Und er mißverstand ihr überlegendes Schweigen – und hielt es für Trotz.

»Sie können ja nicht einmal den Kopf auf den Akt setzen«, stieß er vor Ärger erbleichend hervor. »Ich habe Sie mit Erwartungen in mein Atelier aufgenommen, aber Sie sind mir eine große Enttäuschung geworden.«

»Darf ich Ihnen einmal die Bilder zeigen, die ich in den Ferien gezeichnet habe?« stammelte Hilde.

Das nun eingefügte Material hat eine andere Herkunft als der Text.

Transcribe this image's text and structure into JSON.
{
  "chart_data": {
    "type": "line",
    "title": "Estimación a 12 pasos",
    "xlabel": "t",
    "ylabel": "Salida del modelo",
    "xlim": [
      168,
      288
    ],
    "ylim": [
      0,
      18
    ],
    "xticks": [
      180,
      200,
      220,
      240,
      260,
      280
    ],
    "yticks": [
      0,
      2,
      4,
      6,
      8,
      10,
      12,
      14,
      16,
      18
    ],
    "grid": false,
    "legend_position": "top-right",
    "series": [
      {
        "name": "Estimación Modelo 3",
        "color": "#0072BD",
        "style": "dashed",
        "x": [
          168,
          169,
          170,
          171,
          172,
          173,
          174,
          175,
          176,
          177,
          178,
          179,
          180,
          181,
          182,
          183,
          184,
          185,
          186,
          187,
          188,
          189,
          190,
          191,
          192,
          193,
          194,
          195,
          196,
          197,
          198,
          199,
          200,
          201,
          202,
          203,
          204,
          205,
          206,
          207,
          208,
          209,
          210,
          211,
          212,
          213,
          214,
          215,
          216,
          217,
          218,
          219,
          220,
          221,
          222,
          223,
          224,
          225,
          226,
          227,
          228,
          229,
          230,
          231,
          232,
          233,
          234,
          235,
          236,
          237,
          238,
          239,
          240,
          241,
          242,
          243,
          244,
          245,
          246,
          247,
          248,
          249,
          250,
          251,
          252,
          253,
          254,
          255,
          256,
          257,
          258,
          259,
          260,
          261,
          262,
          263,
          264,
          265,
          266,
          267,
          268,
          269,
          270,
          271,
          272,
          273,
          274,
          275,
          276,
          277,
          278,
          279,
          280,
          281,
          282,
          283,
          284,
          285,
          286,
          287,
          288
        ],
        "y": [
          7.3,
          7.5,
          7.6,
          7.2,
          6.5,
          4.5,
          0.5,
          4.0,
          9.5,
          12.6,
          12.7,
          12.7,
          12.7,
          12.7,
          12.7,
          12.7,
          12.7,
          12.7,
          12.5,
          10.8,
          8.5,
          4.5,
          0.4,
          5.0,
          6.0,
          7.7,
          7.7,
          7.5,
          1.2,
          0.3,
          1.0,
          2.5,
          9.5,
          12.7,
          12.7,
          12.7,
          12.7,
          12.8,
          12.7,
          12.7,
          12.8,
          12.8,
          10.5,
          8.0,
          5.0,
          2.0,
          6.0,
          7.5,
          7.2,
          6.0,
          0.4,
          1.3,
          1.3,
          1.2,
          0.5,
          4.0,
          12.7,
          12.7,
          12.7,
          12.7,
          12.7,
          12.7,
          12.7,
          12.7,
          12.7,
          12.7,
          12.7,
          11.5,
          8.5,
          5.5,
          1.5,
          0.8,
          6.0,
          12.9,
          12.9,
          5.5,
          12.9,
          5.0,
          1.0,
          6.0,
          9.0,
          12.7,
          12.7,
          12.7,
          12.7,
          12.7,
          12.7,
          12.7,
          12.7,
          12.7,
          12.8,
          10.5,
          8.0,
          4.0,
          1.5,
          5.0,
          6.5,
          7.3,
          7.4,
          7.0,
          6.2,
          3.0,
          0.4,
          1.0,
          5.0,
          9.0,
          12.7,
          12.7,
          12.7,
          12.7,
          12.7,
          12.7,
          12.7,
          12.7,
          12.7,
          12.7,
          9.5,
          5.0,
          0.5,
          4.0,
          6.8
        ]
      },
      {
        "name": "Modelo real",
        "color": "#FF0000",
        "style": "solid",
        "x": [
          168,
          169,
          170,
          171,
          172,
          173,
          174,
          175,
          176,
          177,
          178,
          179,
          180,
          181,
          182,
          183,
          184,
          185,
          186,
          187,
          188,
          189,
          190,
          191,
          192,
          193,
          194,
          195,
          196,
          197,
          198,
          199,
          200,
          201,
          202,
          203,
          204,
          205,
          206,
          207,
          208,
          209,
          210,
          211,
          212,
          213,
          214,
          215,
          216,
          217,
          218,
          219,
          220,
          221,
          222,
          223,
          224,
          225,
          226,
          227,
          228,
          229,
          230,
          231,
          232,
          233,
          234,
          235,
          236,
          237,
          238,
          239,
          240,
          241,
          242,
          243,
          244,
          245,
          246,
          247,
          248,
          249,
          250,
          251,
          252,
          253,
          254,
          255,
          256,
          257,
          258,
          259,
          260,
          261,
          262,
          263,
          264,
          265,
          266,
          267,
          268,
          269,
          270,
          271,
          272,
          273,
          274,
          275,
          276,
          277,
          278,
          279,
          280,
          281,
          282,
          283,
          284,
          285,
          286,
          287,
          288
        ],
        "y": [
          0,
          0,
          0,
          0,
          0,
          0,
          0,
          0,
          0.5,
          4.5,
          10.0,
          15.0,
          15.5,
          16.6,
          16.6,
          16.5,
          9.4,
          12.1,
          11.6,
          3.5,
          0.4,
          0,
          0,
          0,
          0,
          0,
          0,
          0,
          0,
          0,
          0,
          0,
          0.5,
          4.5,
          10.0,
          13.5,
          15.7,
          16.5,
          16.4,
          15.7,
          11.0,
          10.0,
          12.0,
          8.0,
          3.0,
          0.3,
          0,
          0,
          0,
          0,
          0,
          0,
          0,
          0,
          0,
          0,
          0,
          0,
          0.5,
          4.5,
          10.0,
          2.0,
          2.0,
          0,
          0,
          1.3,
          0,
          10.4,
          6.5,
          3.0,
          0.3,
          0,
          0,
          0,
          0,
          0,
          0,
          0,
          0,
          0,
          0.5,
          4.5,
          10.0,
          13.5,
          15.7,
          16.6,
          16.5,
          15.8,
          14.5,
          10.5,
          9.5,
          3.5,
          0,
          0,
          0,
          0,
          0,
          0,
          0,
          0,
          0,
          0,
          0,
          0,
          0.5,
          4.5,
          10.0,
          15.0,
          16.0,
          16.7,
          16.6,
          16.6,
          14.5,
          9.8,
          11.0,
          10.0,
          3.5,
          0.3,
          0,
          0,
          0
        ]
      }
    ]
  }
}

»Was gehen mich die Bilder Ihrer Ferien an«, erwiderte Waldhier wegwerfend und machte sich bereits mit der Zeichnung der kleinen Frankfurterin zu schaffen.

»Dann gestatten Sie mir, daß ich Ihr Atelier verlasse«, bebte die gequälte Stimme Hildes.

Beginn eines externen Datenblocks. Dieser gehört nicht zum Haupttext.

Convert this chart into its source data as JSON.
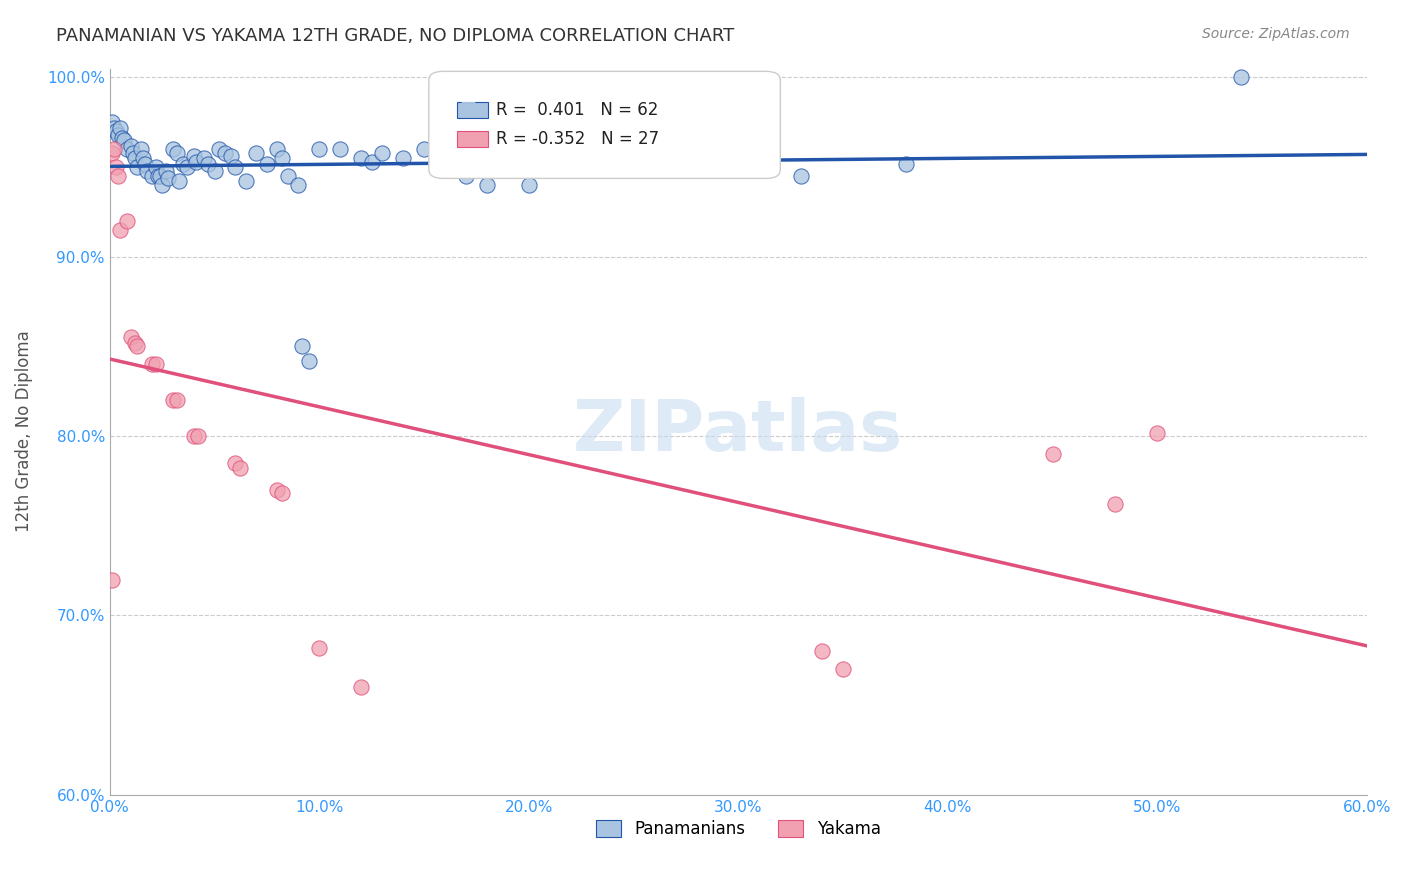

»Ich halte Sie nicht«, versetzte Waldhier, die Schulter zuckend.

Über dem Wortwechsel entstand eine mächtige Bewegung in der Klasse.

»Oh – oh, Fräulein Rebstein – das tut uns aber leid!« rief die Schwedin, und »der Gardeoffizier«, die lange Norddeutsche, stieß in der Aufregung so stark an ihre Staffelei, daß diese mit dem aufgespannten Rahmen unter krachendem Gepolter zu Boden fiel. Dadurch wurde die Verwirrung noch allgemeiner. Sämtliche Schülerinnen blickten nach Hilde, jede nach ihrer Art, verwundert oder scheu, teilnahmvoll oder schadenfroh. Solange sich die Damen erinnerten, war es ja nicht vorgekommen, daß der Professor eine Schülerin so leicht hatte gehen lassen. Und nun gar Fräulein Rebstein, die in der Klasse doch stets als die tapferste und begabteste Kollegin angesehen worden war.

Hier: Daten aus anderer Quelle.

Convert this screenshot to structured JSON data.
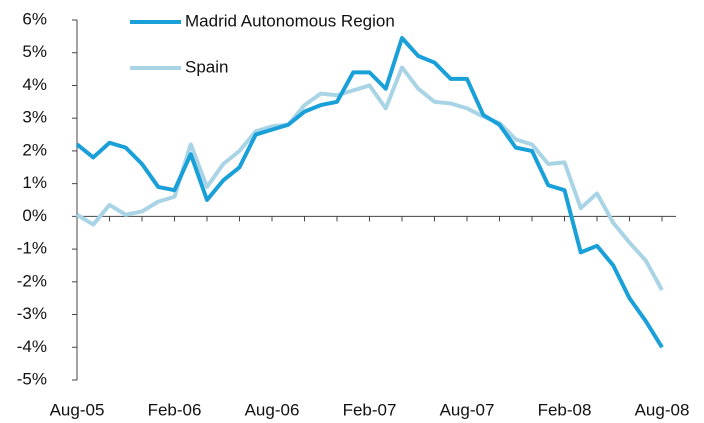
{
  "chart_data": {
    "type": "line",
    "categories": [
      "Aug-05",
      null,
      null,
      null,
      null,
      null,
      "Feb-06",
      null,
      null,
      null,
      null,
      null,
      "Aug-06",
      null,
      null,
      null,
      null,
      null,
      "Feb-07",
      null,
      null,
      null,
      null,
      null,
      "Aug-07",
      null,
      null,
      null,
      null,
      null,
      "Feb-08",
      null,
      null,
      null,
      null,
      null,
      "Aug-08"
    ],
    "series": [
      {
        "name": "Madrid Autonomous Region",
        "color": "#1aa0d8",
        "values": [
          2.2,
          1.8,
          2.25,
          2.1,
          1.6,
          0.9,
          0.8,
          1.9,
          0.5,
          1.1,
          1.5,
          2.5,
          2.65,
          2.8,
          3.2,
          3.4,
          3.5,
          4.4,
          4.4,
          3.9,
          5.45,
          4.9,
          4.7,
          4.2,
          4.2,
          3.1,
          2.8,
          2.1,
          2.0,
          0.95,
          0.8,
          -1.1,
          -0.9,
          -1.5,
          -2.5,
          -3.2,
          -4.0
        ]
      },
      {
        "name": "Spain",
        "color": "#a8d4e6",
        "values": [
          0.05,
          -0.25,
          0.35,
          0.05,
          0.15,
          0.45,
          0.6,
          2.2,
          0.9,
          1.6,
          2.0,
          2.6,
          2.75,
          2.8,
          3.4,
          3.75,
          3.7,
          3.85,
          4.0,
          3.3,
          4.55,
          3.9,
          3.5,
          3.45,
          3.3,
          3.05,
          2.85,
          2.35,
          2.2,
          1.6,
          1.65,
          0.25,
          0.7,
          -0.2,
          -0.8,
          -1.35,
          -2.25
        ]
      }
    ],
    "ylim": [
      -5,
      6
    ],
    "yticks": [
      {
        "value": -5,
        "label": "-5%"
      },
      {
        "value": -4,
        "label": "-4%"
      },
      {
        "value": -3,
        "label": "-3%"
      },
      {
        "value": -2,
        "label": "-2%"
      },
      {
        "value": -1,
        "label": "-1%"
      },
      {
        "value": 0,
        "label": "0%"
      },
      {
        "value": 1,
        "label": "1%"
      },
      {
        "value": 2,
        "label": "2%"
      },
      {
        "value": 3,
        "label": "3%"
      },
      {
        "value": 4,
        "label": "4%"
      },
      {
        "value": 5,
        "label": "5%"
      },
      {
        "value": 6,
        "label": "6%"
      }
    ],
    "grid": false
  }
}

Ihr Kopf glühte, aber sie bewahrte die äußere Ruhe. »Ich werde meine Materialien durch einen Dienstmann abholen lassen«, wandte sie sich an Waldhier. In höflicher Kürze verabschiedete sie sich von ihm und den bisherigen Mitschülerinnen und verließ mit hoch und stolz erhobenem Haupt und in scheinbarer Gelassenheit das Atelier.

Zum Zusammenbrechen war ja noch Zeit genug!